From the INDIAN WINE ACADEMY  Newsletter, 28 February 2011 11:07

Following the success of the maiden edition of the 2-day festival held in April 2010, the second edition of the Bangalore International Wine Festival is being organised at Palace Grounds in Bangalore from March 11 for 3 days with around 30 wine companies expected to be present for tasting by the general public along with several wine related programmes.
The event includes the staple activities such events, namely wine appreciation seminars and guided tasting sessions, grape stomping, fashion shows, music bands and seminars on wine tasting.

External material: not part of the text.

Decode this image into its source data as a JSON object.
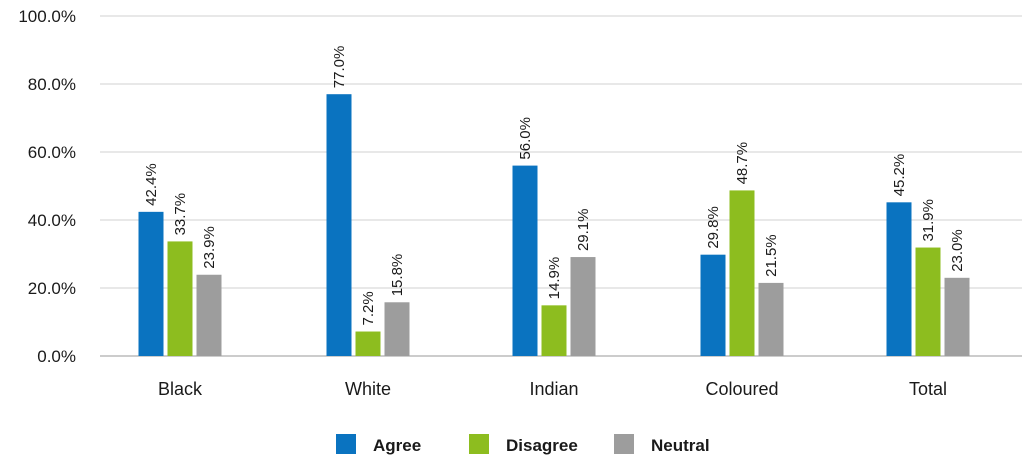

B. N. Nanjundaiah, Managing Director of Naka wines, one of the promoters of the Festival, claims that in the previous edition in 2010, more than 25,000 people had visited the festival held at White Petals.  This time, the event is expected to attract around 45,000 visitors, which would make it the most popular and attended wine festival in India.

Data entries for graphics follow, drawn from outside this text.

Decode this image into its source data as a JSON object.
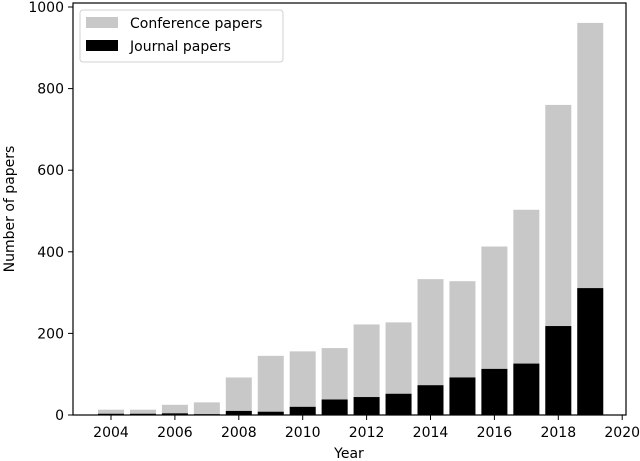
{
  "chart_data": {
    "type": "bar",
    "stacked": true,
    "title": "",
    "xlabel": "Year",
    "ylabel": "Number of papers",
    "categories": [
      "2004",
      "2005",
      "2006",
      "2007",
      "2008",
      "2009",
      "2010",
      "2011",
      "2012",
      "2013",
      "2014",
      "2015",
      "2016",
      "2017",
      "2018",
      "2019"
    ],
    "series": [
      {
        "name": "Conference papers",
        "color": "#c8c8c8",
        "values_total": [
          13,
          13,
          25,
          31,
          92,
          145,
          156,
          164,
          222,
          227,
          333,
          328,
          413,
          503,
          760,
          961
        ]
      },
      {
        "name": "Journal papers",
        "color": "#000000",
        "values": [
          3,
          3,
          4,
          2,
          10,
          8,
          20,
          38,
          44,
          52,
          73,
          92,
          113,
          126,
          218,
          311
        ]
      }
    ],
    "note": "Conference bars are drawn as total height (conference + journal) behind the journal bars",
    "xticks": [
      "2004",
      "2006",
      "2008",
      "2010",
      "2012",
      "2014",
      "2016",
      "2018",
      "2020"
    ],
    "yticks": [
      "0",
      "200",
      "400",
      "600",
      "800",
      "1000"
    ],
    "xlim": [
      2002.8,
      2020.1
    ],
    "ylim": [
      0,
      1000
    ],
    "grid": false,
    "legend_position": "upper left"
  }
}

Wine industry is a direct extension of the agriculture sector as wine grapes are the basic ingredients.  A higher consumption will increase demand for the grapes which will directly benefit the farmers”, adds Nanjundaiah.

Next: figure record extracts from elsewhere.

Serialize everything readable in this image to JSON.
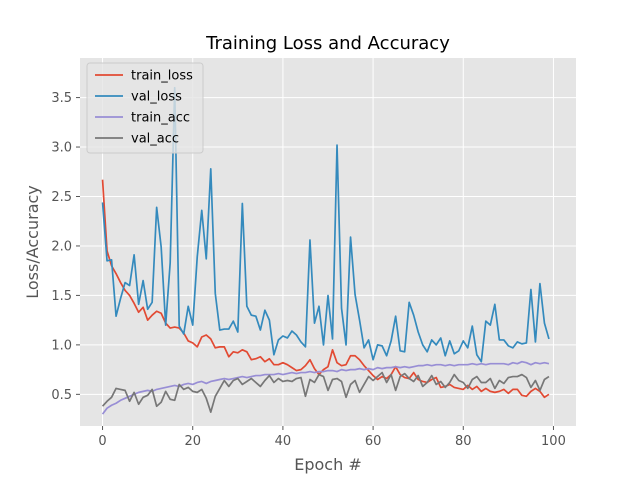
{
  "chart_data": {
    "type": "line",
    "title": "Training Loss and Accuracy",
    "xlabel": "Epoch #",
    "ylabel": "Loss/Accuracy",
    "xlim": [
      -5,
      105
    ],
    "ylim": [
      0.18,
      3.9
    ],
    "xticks": [
      0,
      20,
      40,
      60,
      80,
      100
    ],
    "yticks": [
      0.5,
      1.0,
      1.5,
      2.0,
      2.5,
      3.0,
      3.5
    ],
    "ytick_labels": [
      "0.5",
      "1.0",
      "1.5",
      "2.0",
      "2.5",
      "3.0",
      "3.5"
    ],
    "grid": true,
    "legend_position": "top-left",
    "background": "#e5e5e5",
    "series": [
      {
        "name": "train_loss",
        "color": "#e24a33",
        "values": [
          2.67,
          1.95,
          1.8,
          1.72,
          1.63,
          1.55,
          1.5,
          1.42,
          1.33,
          1.38,
          1.25,
          1.3,
          1.34,
          1.32,
          1.22,
          1.17,
          1.18,
          1.17,
          1.12,
          1.04,
          1.02,
          0.98,
          1.08,
          1.1,
          1.06,
          0.97,
          0.98,
          0.98,
          0.88,
          0.93,
          0.92,
          0.95,
          0.93,
          0.85,
          0.86,
          0.88,
          0.83,
          0.86,
          0.8,
          0.8,
          0.82,
          0.8,
          0.77,
          0.74,
          0.75,
          0.79,
          0.85,
          0.76,
          0.7,
          0.75,
          0.78,
          0.95,
          0.82,
          0.79,
          0.8,
          0.89,
          0.89,
          0.85,
          0.79,
          0.74,
          0.69,
          0.65,
          0.68,
          0.66,
          0.7,
          0.78,
          0.7,
          0.67,
          0.66,
          0.72,
          0.65,
          0.63,
          0.62,
          0.65,
          0.67,
          0.57,
          0.58,
          0.6,
          0.57,
          0.56,
          0.55,
          0.59,
          0.55,
          0.58,
          0.53,
          0.56,
          0.53,
          0.52,
          0.53,
          0.55,
          0.51,
          0.55,
          0.55,
          0.49,
          0.48,
          0.53,
          0.56,
          0.53,
          0.47,
          0.5
        ]
      },
      {
        "name": "val_loss",
        "color": "#348abd",
        "values": [
          2.44,
          1.85,
          1.86,
          1.29,
          1.47,
          1.63,
          1.6,
          1.91,
          1.41,
          1.65,
          1.36,
          1.43,
          2.39,
          1.99,
          1.2,
          1.83,
          3.6,
          1.19,
          1.11,
          1.39,
          1.2,
          1.89,
          2.36,
          1.87,
          2.78,
          1.52,
          1.15,
          1.16,
          1.16,
          1.24,
          1.13,
          2.43,
          1.39,
          1.3,
          1.29,
          1.15,
          1.35,
          1.25,
          0.9,
          1.05,
          1.09,
          1.07,
          1.14,
          1.1,
          1.03,
          0.98,
          2.06,
          1.22,
          1.39,
          1.0,
          1.5,
          1.06,
          3.02,
          1.37,
          1.0,
          2.09,
          1.51,
          1.25,
          0.97,
          1.05,
          0.85,
          1.0,
          0.99,
          0.89,
          1.04,
          1.29,
          0.94,
          0.93,
          1.43,
          1.3,
          1.13,
          1.0,
          0.93,
          1.05,
          1.0,
          1.07,
          0.89,
          1.04,
          0.91,
          0.94,
          1.04,
          0.97,
          1.19,
          0.9,
          0.83,
          1.24,
          1.2,
          1.41,
          1.05,
          1.05,
          0.99,
          0.97,
          1.03,
          1.01,
          1.02,
          1.56,
          1.03,
          1.62,
          1.22,
          1.06
        ]
      },
      {
        "name": "train_acc",
        "color": "#988ed5",
        "values": [
          0.3,
          0.36,
          0.39,
          0.41,
          0.44,
          0.46,
          0.48,
          0.5,
          0.52,
          0.53,
          0.54,
          0.53,
          0.55,
          0.56,
          0.57,
          0.58,
          0.59,
          0.58,
          0.6,
          0.61,
          0.6,
          0.62,
          0.63,
          0.61,
          0.63,
          0.64,
          0.65,
          0.66,
          0.65,
          0.66,
          0.67,
          0.68,
          0.67,
          0.68,
          0.69,
          0.69,
          0.7,
          0.7,
          0.7,
          0.71,
          0.7,
          0.71,
          0.72,
          0.71,
          0.72,
          0.72,
          0.73,
          0.72,
          0.73,
          0.73,
          0.74,
          0.74,
          0.73,
          0.75,
          0.74,
          0.75,
          0.75,
          0.76,
          0.75,
          0.76,
          0.75,
          0.77,
          0.76,
          0.77,
          0.77,
          0.78,
          0.77,
          0.78,
          0.77,
          0.78,
          0.79,
          0.79,
          0.8,
          0.79,
          0.8,
          0.8,
          0.79,
          0.8,
          0.79,
          0.8,
          0.8,
          0.8,
          0.81,
          0.8,
          0.81,
          0.8,
          0.81,
          0.81,
          0.81,
          0.81,
          0.8,
          0.82,
          0.81,
          0.83,
          0.82,
          0.8,
          0.82,
          0.81,
          0.82,
          0.81
        ]
      },
      {
        "name": "val_acc",
        "color": "#777777",
        "values": [
          0.38,
          0.43,
          0.47,
          0.56,
          0.55,
          0.54,
          0.43,
          0.52,
          0.4,
          0.47,
          0.49,
          0.55,
          0.38,
          0.42,
          0.53,
          0.45,
          0.44,
          0.6,
          0.55,
          0.57,
          0.53,
          0.52,
          0.55,
          0.46,
          0.32,
          0.48,
          0.56,
          0.64,
          0.58,
          0.64,
          0.66,
          0.6,
          0.63,
          0.66,
          0.62,
          0.58,
          0.64,
          0.69,
          0.62,
          0.66,
          0.63,
          0.64,
          0.63,
          0.66,
          0.67,
          0.48,
          0.65,
          0.62,
          0.7,
          0.68,
          0.54,
          0.65,
          0.66,
          0.63,
          0.47,
          0.6,
          0.64,
          0.52,
          0.6,
          0.68,
          0.64,
          0.68,
          0.72,
          0.62,
          0.7,
          0.54,
          0.68,
          0.71,
          0.66,
          0.63,
          0.69,
          0.58,
          0.62,
          0.69,
          0.6,
          0.63,
          0.57,
          0.62,
          0.7,
          0.64,
          0.62,
          0.56,
          0.65,
          0.68,
          0.62,
          0.62,
          0.66,
          0.56,
          0.64,
          0.61,
          0.67,
          0.68,
          0.68,
          0.7,
          0.67,
          0.57,
          0.64,
          0.54,
          0.65,
          0.68
        ]
      }
    ]
  }
}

The state Government of Karnataka had introduced the progressive wine policy in 2007 to promote wine consumption and the resultant growth in the agricultural sector through the entry of new domestic wineries. Karnataka Wine Board had supported and part-sponsored the first ever wine festival in Lalbagh in 2009.  This achieved limited success as it was restricted to only Indian wines.

However, next year-2010 saw a commercial interest enter the organisation of a wine festival with introduction of imported wines at the same venue as this year — the Palace Grounds.  Nanjundaiah claims these measures have helped increased sales of wine in the State.

The entry fee of the festival is Rs 100 per person and also entitles the visitors a wine glass beside the entry ticket. It offers a great opportunity to the Bangalore residents to get educated about the health drink that brings an unnecessary awe and ignorance for many people who stay away from this low-alcohol lifestyle product.  The visitors would do well to try tasting as many wines as possible to help them learn as much as possible during the three days- after attending the seminar on how to taste wine and not gulp it.

Bangalore is fast establishing itself as a city of wine festivals besides Goa, Mumbai,  Pune and Nashik (largely thanks to Sula).  Delhi is unfortunately devoid of such festivals because the government frowns upon the wine promotion as a health drink and treats it as an alcohol. It does not allow such tastings for the public in the open.